For its part, LG, which has a big stake in ATSC 3.0 development, told us firmware updates needed to unlock the NextGen TV features for its 2020 4K OLED TV models that are coming soon, and it is confident that the Korean company’s involvement in standards development will help to quickly jumpstart the NextGen TV rollout. LG gave no date for the firmware releases, but said they will be timed to coincide with the “ramp-up” of ATSC 3.0 broadcasting.
LG said it will have NextGen TV support in six OLED models, which are a mixture of large screen sizes and 4K UHD and “Real 8K” sets. Many of these models are shipping or in production with suggested retail prices range from $2,500-$29,999. As with Samsung, all of LG’s 2020 NextGen TV models sit at or near the top of the company’s 4K and 8K OLED TV model ranges, where sales volume is small.
Sony, however, is betting the greatest interest in the new NextGen TV system will come from cord cutters who are typically more price-sensitive.
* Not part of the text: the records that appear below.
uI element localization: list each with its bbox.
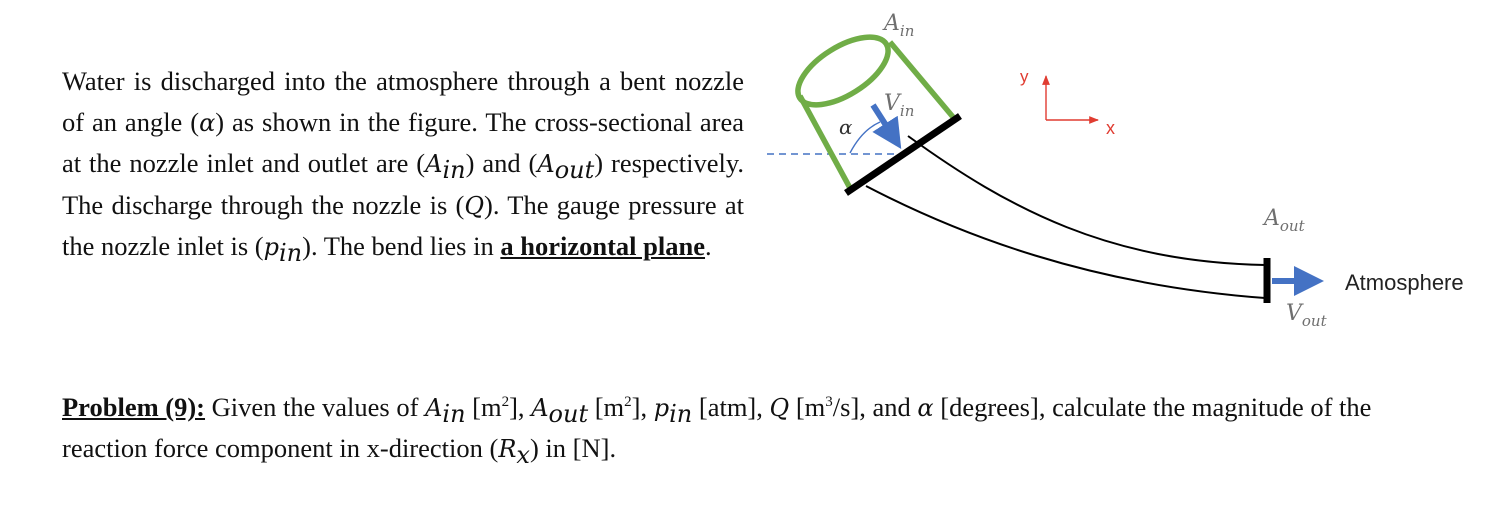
inlet-cylinder-side-bottom: [797, 94, 853, 190]
problem-label: Problem (9):: [62, 392, 206, 422]
desc-text-2: ) as shown in the figure. The cross-sect…: [62, 106, 744, 179]
prob-text-3: ],: [631, 392, 654, 422]
desc-text-3: ) and (: [465, 148, 538, 178]
y-axis-label: y: [1020, 67, 1029, 86]
x-axis-label: x: [1106, 118, 1115, 138]
prob-out-subscript: out: [548, 400, 589, 429]
inlet-section-line: [844, 113, 962, 196]
desc-p-symbol: p: [263, 233, 279, 261]
inlet-velocity-arrow: [870, 103, 902, 150]
prob-sq-exponent-2: 2: [624, 394, 632, 411]
alpha-label: α: [839, 115, 853, 139]
a-in-label: Ain: [882, 11, 914, 40]
desc-a-symbol-2: A: [537, 150, 555, 178]
desc-in-subscript: in: [442, 156, 466, 185]
desc-out-subscript: out: [554, 156, 595, 185]
prob-r-symbol: R: [498, 435, 517, 463]
nozzle-lower-wall: [865, 185, 1266, 299]
v-in-label: Vin: [884, 91, 914, 120]
prob-q-symbol: Q: [769, 394, 790, 422]
prob-p-symbol: p: [653, 394, 670, 422]
desc-text-5: ). The gauge pressure at the nozzle inle…: [62, 189, 745, 262]
desc-alpha-symbol: α: [199, 108, 216, 137]
desc-text-1: Water is discharged into the atmosphere …: [62, 66, 744, 137]
alpha-angle-arc: [849, 121, 881, 154]
inlet-cylinder-opening: [795, 34, 891, 108]
desc-q-symbol: Q: [464, 191, 485, 220]
prob-text-6: ) in [N].: [529, 433, 617, 463]
prob-alpha-symbol: α: [917, 394, 934, 422]
problem-description: Water is discharged into the atmosphere …: [62, 61, 744, 268]
prob-text-4: /s], and: [832, 392, 918, 422]
v-out-label: Vout: [1286, 301, 1328, 330]
inlet-cylinder-side-top: [887, 40, 956, 119]
prob-x-subscript: x: [516, 441, 530, 470]
prob-m-unit-3: [m: [789, 392, 826, 422]
desc-in-subscript-2: in: [279, 239, 303, 268]
problem-statement: Problem (9): Given the values of Ain [m2…: [62, 387, 1462, 469]
prob-m-unit-2: [m: [588, 392, 625, 422]
a-out-label: Aout: [1262, 206, 1306, 235]
desc-text-6: ). The bend lies in: [302, 231, 501, 261]
prob-cube-exponent: 3: [825, 394, 833, 411]
prob-m-unit: [m: [465, 392, 502, 422]
prob-sq-exponent: 2: [501, 394, 510, 411]
nozzle-upper-wall: [907, 135, 1266, 266]
desc-text-7: .: [705, 231, 712, 261]
prob-text-5: [degrees], calculate the magnitude of th…: [62, 392, 1372, 463]
prob-a-symbol-2: A: [531, 394, 549, 422]
desc-a-symbol: A: [425, 150, 443, 178]
prob-in-subscript-2: in: [669, 400, 693, 429]
prob-a-symbol: A: [425, 394, 443, 422]
prob-atm-unit: [atm],: [692, 392, 770, 422]
prob-in-subscript: in: [442, 400, 466, 429]
horizontal-plane-emphasis: a horizontal plane: [500, 231, 706, 261]
desc-text-4: ) respectively. The discharge through th…: [62, 148, 744, 220]
prob-text-1: Given the values of: [205, 392, 426, 422]
prob-text-2: ],: [509, 392, 532, 422]
atmosphere-label: Atmosphere: [1345, 270, 1464, 295]
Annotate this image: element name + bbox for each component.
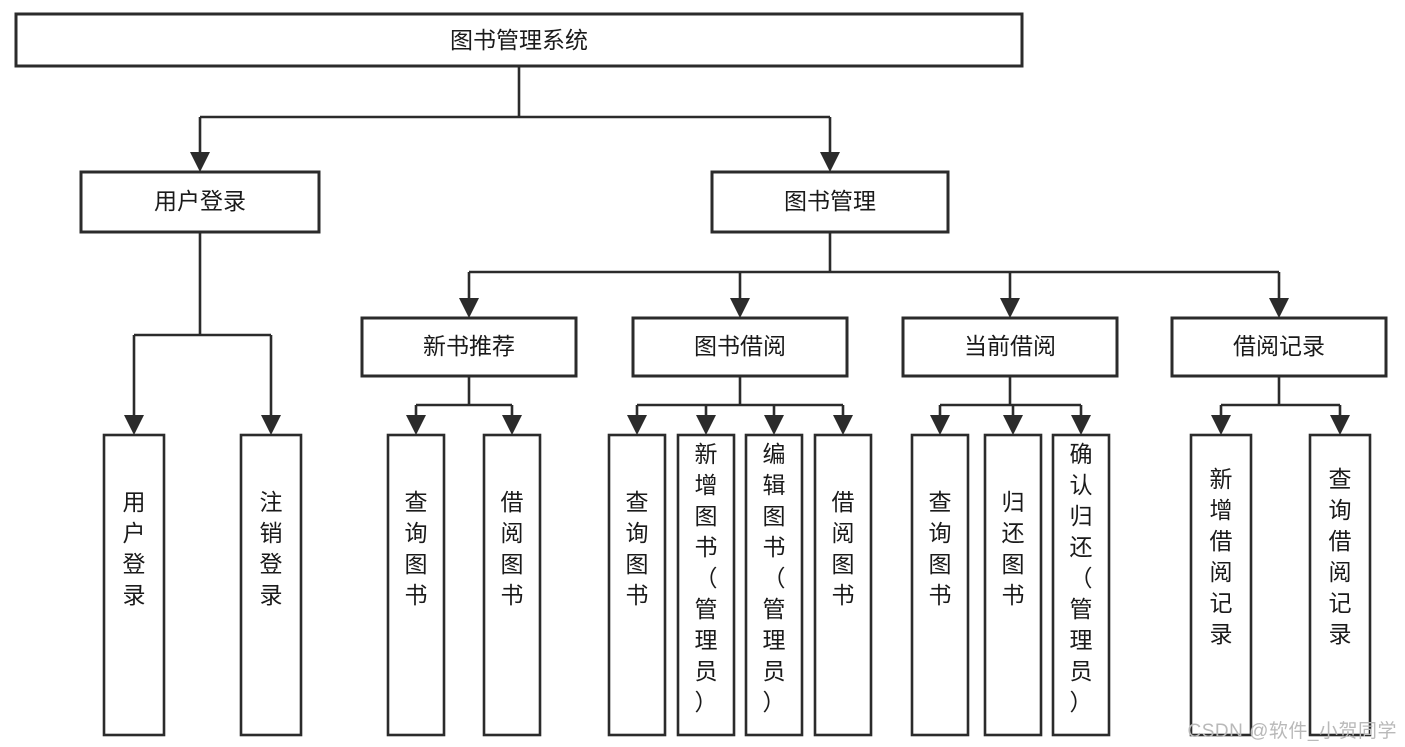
node-leaf-rec-search[interactable]: 查询借阅记录 xyxy=(1308,433,1372,737)
arrow-head-leaf-brw-edit xyxy=(764,415,784,435)
arrow-head-leaf-rec-add xyxy=(1211,415,1231,435)
arrow-head-leaf-user-logout xyxy=(261,415,281,435)
node-book-borrow-label: 图书借阅 xyxy=(694,333,786,359)
node-leaf-cur-query[interactable]: 查询图书 xyxy=(910,433,970,737)
node-user-login-box[interactable] xyxy=(79,170,321,234)
node-leaf-brw-borrow-label: 借阅图书 xyxy=(832,489,855,608)
arrow-head-leaf-rec-borrow xyxy=(502,415,522,435)
node-leaf-rec-borrow[interactable]: 借阅图书 xyxy=(482,433,542,737)
node-book-manage-label: 图书管理 xyxy=(784,188,876,214)
node-leaf-brw-query-box[interactable] xyxy=(607,433,667,737)
node-leaf-cur-confirm[interactable]: 确认归还（管理员） xyxy=(1051,433,1111,737)
arrow-head-borrow-record xyxy=(1269,298,1289,318)
node-leaf-rec-borrow-label: 借阅图书 xyxy=(501,489,524,608)
node-leaf-cur-confirm-label: 确认归还（管理员） xyxy=(1070,441,1093,715)
node-leaf-user-login-label: 用户登录 xyxy=(123,489,146,608)
node-leaf-brw-edit[interactable]: 编辑图书（管理员） xyxy=(744,433,804,737)
node-leaf-user-login-box[interactable] xyxy=(102,433,166,737)
arrow-head-new-book-rec xyxy=(459,298,479,318)
arrow-head-leaf-brw-borrow xyxy=(833,415,853,435)
node-leaf-brw-edit-box[interactable] xyxy=(744,433,804,737)
node-leaf-rec-borrow-box[interactable] xyxy=(482,433,542,737)
node-current-borrow-box[interactable] xyxy=(901,316,1119,378)
node-borrow-record[interactable]: 借阅记录 xyxy=(1170,316,1388,378)
node-new-book-rec[interactable]: 新书推荐 xyxy=(360,316,578,378)
node-current-borrow[interactable]: 当前借阅 xyxy=(901,316,1119,378)
arrow-head-leaf-brw-query xyxy=(627,415,647,435)
node-leaf-cur-query-box[interactable] xyxy=(910,433,970,737)
node-leaf-cur-return[interactable]: 归还图书 xyxy=(983,433,1043,737)
node-leaf-cur-return-label: 归还图书 xyxy=(1002,489,1025,608)
node-leaf-brw-borrow-box[interactable] xyxy=(813,433,873,737)
node-leaf-brw-add[interactable]: 新增图书（管理员） xyxy=(676,433,736,737)
node-book-borrow-box[interactable] xyxy=(631,316,849,378)
node-root[interactable]: 图书管理系统 xyxy=(14,12,1024,68)
node-leaf-rec-add-box[interactable] xyxy=(1189,433,1253,737)
node-borrow-record-label: 借阅记录 xyxy=(1233,333,1325,359)
node-book-borrow[interactable]: 图书借阅 xyxy=(631,316,849,378)
node-leaf-rec-query[interactable]: 查询图书 xyxy=(386,433,446,737)
node-leaf-cur-query-label: 查询图书 xyxy=(929,489,952,608)
node-leaf-user-login[interactable]: 用户登录 xyxy=(102,433,166,737)
arrow-head-book-manage xyxy=(820,152,840,172)
node-new-book-rec-label: 新书推荐 xyxy=(423,333,515,359)
node-leaf-brw-add-label: 新增图书（管理员） xyxy=(695,441,718,715)
connector-layer xyxy=(124,66,1350,435)
node-borrow-record-box[interactable] xyxy=(1170,316,1388,378)
node-leaf-user-logout[interactable]: 注销登录 xyxy=(239,433,303,737)
node-new-book-rec-box[interactable] xyxy=(360,316,578,378)
node-leaf-rec-add[interactable]: 新增借阅记录 xyxy=(1189,433,1253,737)
node-leaf-rec-add-label: 新增借阅记录 xyxy=(1210,466,1233,647)
node-user-login[interactable]: 用户登录 xyxy=(79,170,321,234)
node-leaf-rec-search-box[interactable] xyxy=(1308,433,1372,737)
node-current-borrow-label: 当前借阅 xyxy=(964,333,1056,359)
node-leaf-brw-query[interactable]: 查询图书 xyxy=(607,433,667,737)
node-leaf-brw-query-label: 查询图书 xyxy=(626,489,649,608)
arrow-head-book-borrow xyxy=(730,298,750,318)
node-leaf-brw-edit-label: 编辑图书（管理员） xyxy=(763,441,786,715)
node-leaf-cur-confirm-box[interactable] xyxy=(1051,433,1111,737)
arrow-head-leaf-user-login xyxy=(124,415,144,435)
arrow-head-leaf-rec-search xyxy=(1330,415,1350,435)
node-root-label: 图书管理系统 xyxy=(450,27,588,53)
arrow-head-leaf-cur-return xyxy=(1003,415,1023,435)
node-leaf-rec-query-label: 查询图书 xyxy=(405,489,428,608)
node-leaf-brw-add-box[interactable] xyxy=(676,433,736,737)
node-leaf-rec-search-label: 查询借阅记录 xyxy=(1329,466,1352,647)
node-leaf-brw-borrow[interactable]: 借阅图书 xyxy=(813,433,873,737)
arrow-head-leaf-cur-confirm xyxy=(1071,415,1091,435)
node-root-box[interactable] xyxy=(14,12,1024,68)
arrow-head-leaf-brw-add xyxy=(696,415,716,435)
node-leaf-cur-return-box[interactable] xyxy=(983,433,1043,737)
node-leaf-user-logout-box[interactable] xyxy=(239,433,303,737)
arrow-head-leaf-rec-query xyxy=(406,415,426,435)
node-book-manage[interactable]: 图书管理 xyxy=(710,170,950,234)
arrow-head-user-login xyxy=(190,152,210,172)
node-user-login-label: 用户登录 xyxy=(154,188,246,214)
arrow-head-leaf-cur-query xyxy=(930,415,950,435)
node-book-manage-box[interactable] xyxy=(710,170,950,234)
arrow-head-current-borrow xyxy=(1000,298,1020,318)
node-leaf-rec-query-box[interactable] xyxy=(386,433,446,737)
node-leaf-user-logout-label: 注销登录 xyxy=(260,489,283,608)
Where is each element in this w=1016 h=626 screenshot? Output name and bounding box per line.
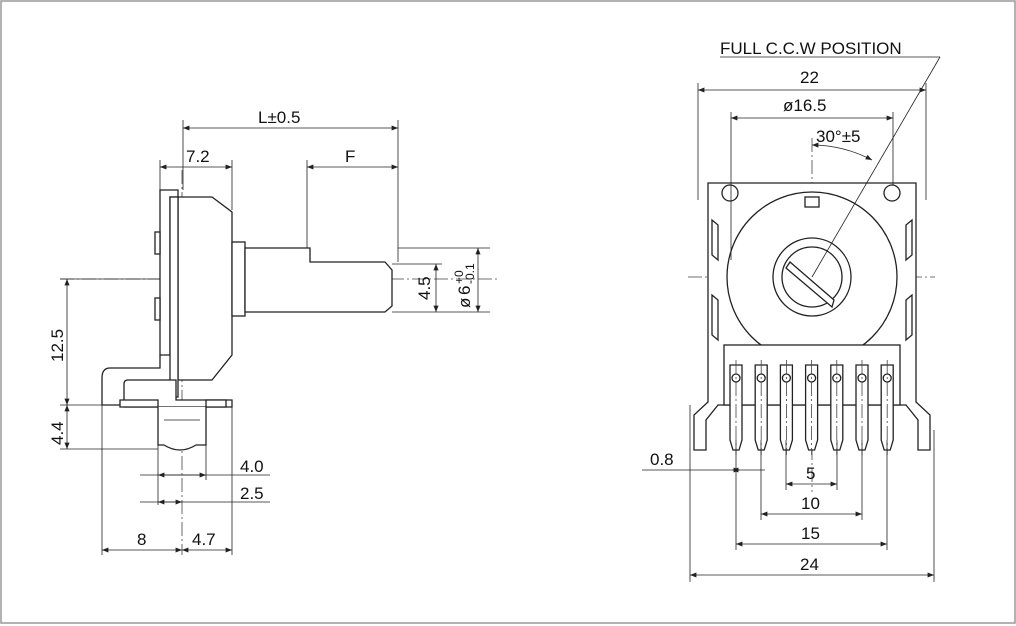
tab-bottom [154, 297, 161, 321]
dim-length-label: L±0.5 [258, 108, 300, 127]
bracket-foot-right [205, 399, 227, 408]
dim-22-label: 22 [800, 68, 819, 87]
callout-text: FULL C.C.W POSITION [720, 39, 902, 58]
dim-shaft-dia-label: ø 6 +0 -0.1 [452, 263, 477, 308]
dim-24-label: 24 [800, 555, 819, 574]
dia-value: 6 [455, 286, 474, 295]
callout-leader [811, 56, 941, 278]
index-mark [804, 196, 820, 208]
dim-45-label: 4.5 [415, 276, 434, 300]
dim-72-label: 7.2 [186, 147, 210, 166]
notch-right-upper [905, 218, 913, 262]
front-view: 22 ø16.5 FULL C.C.W POSITION 30°±5 24 15… [642, 39, 941, 582]
notch-left-lower [711, 293, 719, 342]
dim-8-label: 8 [137, 530, 146, 549]
dim-25-label: 2.5 [240, 484, 264, 503]
dim-44-label: 4.4 [48, 421, 67, 445]
angle-arc [811, 142, 873, 161]
notch-right-lower [905, 293, 913, 342]
mount-hole-right [883, 184, 901, 202]
housing-frame [169, 196, 179, 398]
mount-hole-left [721, 184, 739, 202]
tab-top [154, 231, 161, 255]
dim-08-label: 0.8 [650, 450, 674, 469]
dim-5-label: 5 [806, 464, 815, 483]
dia-symbol: ø [455, 298, 474, 308]
dia-tol-upper: +0 [452, 270, 466, 284]
side-view: L±0.5 7.2 F 4.5 ø 6 +0 -0.1 12.5 4.4 [48, 108, 500, 555]
dia-tol-lower: -0.1 [463, 263, 477, 284]
dim-40-label: 4.0 [240, 457, 264, 476]
dim-47-label: 4.7 [192, 530, 216, 549]
dim-f-label: F [345, 147, 355, 166]
terminal-lug [157, 407, 207, 451]
angle-label: 30°±5 [816, 127, 861, 146]
bracket-foot [119, 399, 159, 408]
dim-10-label: 10 [801, 494, 820, 513]
bushing [231, 241, 246, 317]
housing-body [177, 196, 233, 381]
dim-15-label: 15 [801, 524, 820, 543]
rotor-slot [785, 261, 835, 309]
terminal-pins [729, 360, 894, 455]
notch-left-upper [711, 218, 719, 262]
dim-165-label: ø16.5 [783, 96, 826, 115]
dim-125-label: 12.5 [48, 329, 67, 362]
mounting-bracket [101, 355, 233, 408]
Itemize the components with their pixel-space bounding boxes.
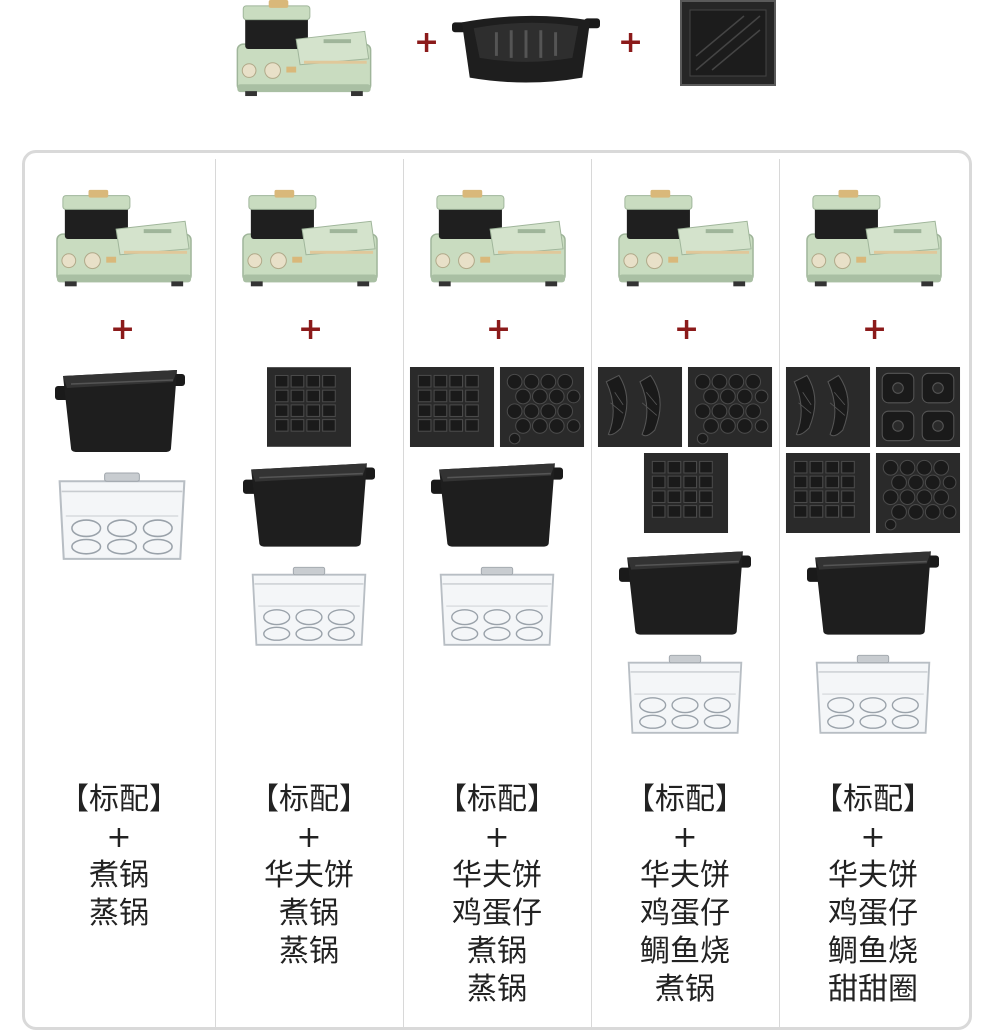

ATSC 3.0 tuning is offered this year in one of the company’s mid-range 4K Ultra HD LED-LCD TV series with suggested retail prices of $1,200-$3,500—still just beyond the mainstream price threshold. Historically, the first TVs with new technology come with high price tags, and moderate with greater representation from other suppliers and price points. Sony said an OTA firmware update will be required for ATSC 3.0, but it declined to specify when that update will arrive as this blog was written.
Due to the unprecedented hardships imposed in the battle against COVID-19, ATSC 3.0-ready TV forecasts remain very fluid this year. Analysts revised down overall U.S. TV shipment forecasts soon after shelter-in-place orders were issued, but sales of premium-class TVs, including some of the ATSC 3.0-ready models, have actually exceeded first quarter growth levels of a year ago. Nevertheless, expecting sustained premium-class-TV sales increases amidst an economic crisis is probably not realistic.
If history is a reliable indicator, there will be a modest number of U.S. viewers in 2020 for the logical reasons outlined here. Service availability and number of viewers should dial up next year. Whether history is a reliable indicator in the middle of a pandemic is another question altogether.